Enrique and his sons all speak English but Veronica doesn’t. She speaks about as much English as I speak Spanish. Still we managed to have a conversation, mostly around photographs. I told her I live in San Francisco and showed her some photos on my phone. She ran to the other room and came back with a box of photos of their trip to SF. She started pulling out family photos, photos of herself as a girl, photos of her sons, of her parents… I showed her pictures of my cat, my mother, me dying my hair purple, everything I had on my phone. And somehow we managed to come up with the words for what we wanted to say with these pictures. When my parents and I left at the end of the night I gave Veronica a hug and told her how much I loved “talking” with her.

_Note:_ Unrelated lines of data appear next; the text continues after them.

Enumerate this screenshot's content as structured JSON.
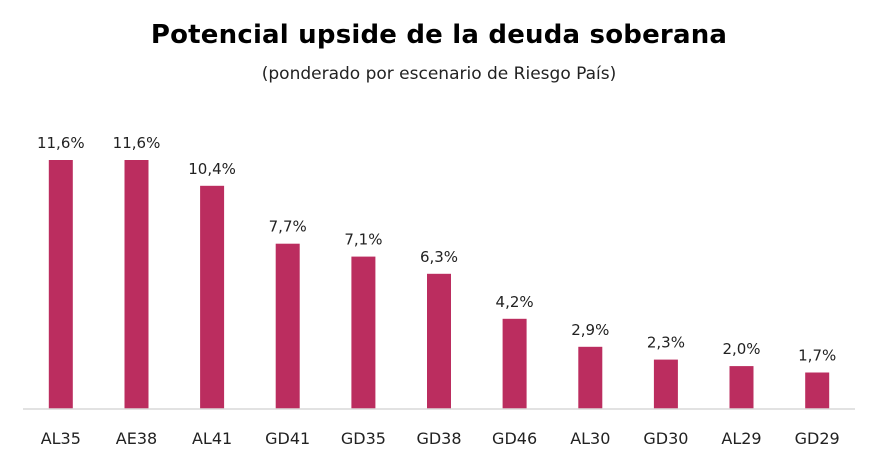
{
  "chart_data": {
    "type": "bar",
    "title": "Potencial upside de la deuda soberana",
    "subtitle": "(ponderado por escenario de Riesgo País)",
    "categories": [
      "AL35",
      "AE38",
      "AL41",
      "GD41",
      "GD35",
      "GD38",
      "GD46",
      "AL30",
      "GD30",
      "AL29",
      "GD29"
    ],
    "values": [
      11.6,
      11.6,
      10.4,
      7.7,
      7.1,
      6.3,
      4.2,
      2.9,
      2.3,
      2.0,
      1.7
    ],
    "data_labels": [
      "11,6%",
      "11,6%",
      "10,4%",
      "7,7%",
      "7,1%",
      "6,3%",
      "4,2%",
      "2,9%",
      "2,3%",
      "2,0%",
      "1,7%"
    ],
    "xlabel": "",
    "ylabel": "",
    "ylim": [
      0,
      11.6
    ],
    "grid": false,
    "bar_color": "#bb2d5f",
    "axis_color": "#d9d9d9"
  }
}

She told me something (that I think meant the same
in spanish of course) and her sons, laughing at our goofy exchange said the last time they had English speaking guests over Veronica had waved them a fond farewell and said “Mouse to meet you!” Ok so I’m guessing she must have said “mice” to meet you, which is only one letter off “nice” to meet you, so it’s not really that bad. But we all found it completely hysterical and teetered back to our hotel giggling the whole way.
I loved this trip to Mexico. It was totally different to my first experience there and I can’t wait to get my photos up and share more. Thanks so much to my parents and the Soto’s, truly “mouse to meet you!”![]()
P.S. Oh! and I have decided to really try to learn to speak Spanish. Podcasts have been downloaded and the roommates will have to get used to the vocab post-its I’m sticking all over the house. I have been dreaming of going to Argentina for about a year now and when I get there I’m going to be speaking Spanish (even if it’s accompanied by wild hand gestures and bits of French and English). So there brain!